赵磊找了一圈,都没找到人,只好自已一个人独自离去。
此时,祈府宁静的后院之中,顾昭静静地站立着,他身姿挺拔如松,背影却又透着一丝孤寂与落寞,他的眼神一直落在后院的门口,像是在等什么人!
片刻之后,便见祁生的父亲——祈廉步履沉重地缓缓走来。
只见他手中紧紧握着一个长长的木盒,那张原本还算刚毅的面庞此刻却是布满了忧愁之色,鬓间两旁已是白白一片。
祈廉拿着木盒,来到顾昭的面前。他停下脚步,深深地叹了口气后,才用略带沙哑的声音说道:“王爷,这便是我儿的佩剑,您......拿去吧!”说着,他微微颤抖着手,将那个长盒递到了顾昭的面前。
顾昭郑重地伸出双手,接过了那个长盒,并诚恳地道谢道:“多谢伯父。”
听到顾昭的道谢,祈廉摆了摆手,苦笑着说道:“王爷太客气了,我儿出征之前曾经特意向老夫交代过,如果他此次一去不返,无法归来,就让老夫一定要将他的佩剑,交给他的……心爱之人。
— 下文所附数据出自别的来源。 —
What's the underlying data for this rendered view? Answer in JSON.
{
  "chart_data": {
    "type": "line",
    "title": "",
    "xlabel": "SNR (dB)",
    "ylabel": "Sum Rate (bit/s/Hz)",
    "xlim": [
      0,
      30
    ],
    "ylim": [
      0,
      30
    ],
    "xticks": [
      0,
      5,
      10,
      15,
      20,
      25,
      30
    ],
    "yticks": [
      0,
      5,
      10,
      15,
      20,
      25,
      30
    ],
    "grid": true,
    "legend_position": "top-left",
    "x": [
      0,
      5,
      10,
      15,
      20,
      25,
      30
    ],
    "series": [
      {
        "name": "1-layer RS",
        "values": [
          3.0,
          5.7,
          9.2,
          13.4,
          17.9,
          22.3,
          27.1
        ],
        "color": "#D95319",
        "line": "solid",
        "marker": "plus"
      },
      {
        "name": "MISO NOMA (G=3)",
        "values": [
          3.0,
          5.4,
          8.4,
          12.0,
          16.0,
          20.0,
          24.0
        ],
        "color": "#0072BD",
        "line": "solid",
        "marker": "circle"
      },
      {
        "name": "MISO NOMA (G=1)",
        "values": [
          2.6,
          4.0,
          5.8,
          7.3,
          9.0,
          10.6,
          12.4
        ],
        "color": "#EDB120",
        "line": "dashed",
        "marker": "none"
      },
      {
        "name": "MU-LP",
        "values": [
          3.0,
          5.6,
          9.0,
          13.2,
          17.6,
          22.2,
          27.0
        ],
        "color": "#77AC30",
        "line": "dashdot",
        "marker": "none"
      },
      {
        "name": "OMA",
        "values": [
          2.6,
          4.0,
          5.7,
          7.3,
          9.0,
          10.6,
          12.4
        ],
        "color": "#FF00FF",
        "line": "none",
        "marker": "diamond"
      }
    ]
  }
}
”说到这里,祈廉的眼中不禁闪过一抹泪光,声音也变得有些哽咽起来。
顾昭沉默了片刻,然后抬起头来,目光直视着祈廉,轻声问道:“那么,伯父可知晓我将要把这把剑转交到谁的手中呢?”
祈廉低垂着目光,缓缓道“老夫当然知道,王爷乃与国师是挚友,你开口要这剑,说是我儿的好友想要纪念,老夫一听,怎会不明白呢?”
顾昭有些惊讶“原来伯父知道”
祈廉脸上尽是悲伤,他的眼神始终落在那木盒上,他叹了口气,说道:“我那幺儿,从小在家中受尽了宠爱,长大之后便落了一个纨绔子弟的称号,老夫本以为他这辈子就这么过去了。
谁知,他十五岁时随着我进了一趟宫回来后,便开始苦练剑术。”说到这里,祈廉的的眼睛中泛起湿润。
“后来,他随着王爷出征回来,有了出息之后,我便想为他娶妻。
可他跪在我面前说,他已经有了心上人,非他不娶。
我本以为是谁家的女子,可无论我如何问,他都不说是谁。
后来,在我苦逼之下,他才说,是烨国的国师。
老夫一听气极了,手下便没了轻重,险些将他打死在祠堂中。
可这孩子固执极了,说什么也不肯娶其他女子。
直到四年前,他夜夜不归家,老夫以为他又去了青楼鬼混,于是跟上他,想将他拎回来。
可谁知,他去的竟然是国师府,而且,第二天回家时,身上不仅换了衣服,脸上也竟是春风得意。
老夫看着他一步一步深陷,最后,只好说服自已接受这个事实。
可只过了两年,他突然失魂落魄的回来,然后躲在房间里哭。
问他什么,他也不愿说,日日喝酒度日。
我正想着要不要豁出这张老脸,去请国师来看看我儿时,他就被陛下叫进了宫。